Plus petit, mais plus sélectif aussi
Dans l'autre partie de son stand, sous la bibliothèque à spirale en métal noire du designer anglais Ron Arad, trône une monumentale table brutaliste en bois du designer, sculpteur et architecte Jose Zanine Caldas, figure de proue de la modernité brésilienne et de la pensée écologiste (280.000 euros). Le créateur avait eu les honneurs du musée des Arts décoratifs en 1989 avec la rétrospective «Zanine, l'architecte et la forêt », baptisée « Denuncia » («Denonciation»), nom du mouvement qu'il lança dans les années 1960 pour alerter sur la surexploitation forestière, et plus globalement l'appât du gain d'un Brésil régenté par une dictature.
La Carpenters Workshop Gallery avait exposé le Brésilien en début d'année 2023. Pour la première fois, le duo fondateur, Julien Lombrail et Loïc Gaillard qui a eux antennes de la galerie à New York et à Londres, a déclaré forfait, pour cette édition resserrée de Bâle. Leur objectif était ailleurs. Les deux compères viennent d'ouvrir, dans la capitale britannique, fin avril, Ladbroke Hall, un lieu pluridisciplinaire de 4000 m2, mariage d'art, musique et gastronomie, après trois ans de travaux, sous la houlette du cabinet de David Adjaye. L'architecte ghanéen d'origine britannique est largement célébré en ce moment à la Biennale d'architecture de Venise.

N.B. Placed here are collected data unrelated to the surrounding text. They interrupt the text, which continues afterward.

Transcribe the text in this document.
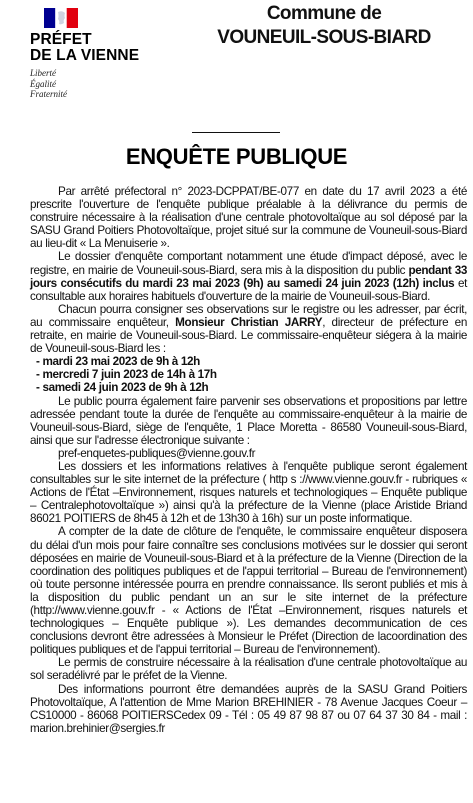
PRÉFET
DE LA VIENNE
Liberté
Égalité
Fraternité
Commune de
VOUNEUIL-SOUS-BIARD
ENQUÊTE PUBLIQUE

Par arrêté préfectoral n° 2023-DCPPAT/BE-077 en date du 17 avril 2023 a été prescrite l'ouverture de l'enquête publique préalable à la délivrance du permis de construire nécessaire à la réalisation d'une centrale photovoltaïque au sol déposé par la SASU Grand Poitiers Photovoltaïque, projet situé sur la commune de Vouneuil-sous-Biard au lieu-dit « La Menuiserie ».

Le dossier d'enquête comportant notamment une étude d'impact déposé, avec le registre, en mairie de Vouneuil-sous-Biard, sera mis à la disposition du public pendant 33 jours consécutifs du mardi 23 mai 2023 (9h) au samedi 24 juin 2023 (12h) inclus et consultable aux horaires habituels d'ouverture de la mairie de Vouneuil-sous-Biard.

Chacun pourra consigner ses observations sur le registre ou les adresser, par écrit, au commissaire enquêteur, Monsieur Christian JARRY, directeur de préfecture en retraite, en mairie de Vouneuil-sous-Biard. Le commissaire-enquêteur siégera à la mairie de Vouneuil-sous-Biard les :

- mardi 23 mai 2023 de 9h à 12h
- mercredi 7 juin 2023 de 14h à 17h
- samedi 24 juin 2023 de 9h à 12h

Le public pourra également faire parvenir ses observations et propositions par lettre adressée pendant toute la durée de l'enquête au commissaire-enquêteur à la mairie de Vouneuil-sous-Biard, siège de l'enquête, 1 Place Moretta - 86580 Vouneuil-sous-Biard, ainsi que sur l'adresse électronique suivante :

pref-enquetes-publiques@vienne.gouv.fr

Les dossiers et les informations relatives à l'enquête publique seront également consultables sur le site internet de la préfecture ( http s ://www.vienne.gouv.fr - rubriques « Actions de l'État –Environnement, risques naturels et technologiques – Enquête publique – Centralephotovoltaïque ») ainsi qu'à la préfecture de la Vienne (place Aristide Briand 86021 POITIERS de 8h45 à 12h et de 13h30 à 16h) sur un poste informatique.

A compter de la date de clôture de l'enquête, le commissaire enquêteur disposera du délai d'un mois pour faire connaître ses conclusions motivées sur le dossier qui seront déposées en mairie de Vouneuil-sous-Biard et à la préfecture de la Vienne (Direction de la coordination des politiques publiques et de l'appui territorial – Bureau de l'environnement) où toute personne intéressée pourra en prendre connaissance. Ils seront publiés et mis à la disposition du public pendant un an sur le site internet de la préfecture (http://www.vienne.gouv.fr - « Actions de l'État –Environnement, risques naturels et technologiques – Enquête publique »). Les demandes decommunication de ces conclusions devront être adressées à Monsieur le Préfet (Direction de lacoordination des politiques publiques et de l'appui territorial – Bureau de l'environnement).

Le permis de construire nécessaire à la réalisation d'une centrale photovoltaïque au sol seradélivré par le préfet de la Vienne.

Des informations pourront être demandées auprès de la SASU Grand Poitiers Photovoltaïque, A l'attention de Mme Marion BREHINIER - 78 Avenue Jacques Coeur – CS10000 - 86068 POITIERSCedex 09 - Tél : 05 49 87 98 87 ou 07 64 37 30 84 - mail : marion.brehinier@sergies.fr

Modèle réduit , donc cette année, pour Design Miami/ Basel. Mais plus de remplissage en fond de foire, avec des galeries et éditeurs souvent de seconde zone, portant préjudice à l'image du domaine. Avec plus d'unité, ce qui est proposé paraît de meilleure qualité. On se retrouve toutefois en territoire essentiellement français, les meilleurs du vintage et même du design contemporain venant essentiellement de Paris. Ils ont amené du «lourd». Sur des étagères : seize chaises de Prouvé, toutes de typologies et de couleurs différentes, à la galerie Patrick Seguin (du début des années 30, avec l'historique chaise «Cité», aux années 50 et ses emblématiques chaises «Métropoles n°305», sans oublier le magistral fauteuil «Direction n° 353» pivotant. Sur des podiums : une sélection de pièces iconiques réunissant des sièges des années 1980-1990, chez Ketabi-Bourdet. Soit 15 modèles de Ron Arad, Garouste et Bonneti, François Morellet, Philippe Starck, Martin Szekely ou Jean-Michel Wilmotte. La scénographie est signée par l'artiste français Bruno Rousseaud, chez Ketabi Bourdet. Presque tout le stand s'est vendu dès le vernissage.
Pièces de collection
Lalanne est toujours au top de sa cote. Partout dans les dernières ventes aux enchères, il n'a pas lassé les amateurs. Au contraire. Les La pièce la plus chère de la foire est un âne avec ses paniers remplis de fleurs de François-Xavier, proposé entre 5 et 6 millions d'euros par la galerie de Mitterrand. Il vient de décrocher un record à 8 millions d'euros, chez Christie's. Il a donc de bonne chance de trouver preneur. «Nous avons déjà vendu plusieurs pièces importantes dont les prix se situent entre 300.000 et 2 millions d'euros, dont un "banc Bambiloba", un ensemble de deux "Moutons de pierre" et un "lapin-chou". Nous sommes en pourparlers avec une importante collection américaine pour "L'Âne Planté" et avec une fondation française pour le "Singe Attentif " », commente le duo père et fils, Jean-Gabriel et Edouard Mitterrand.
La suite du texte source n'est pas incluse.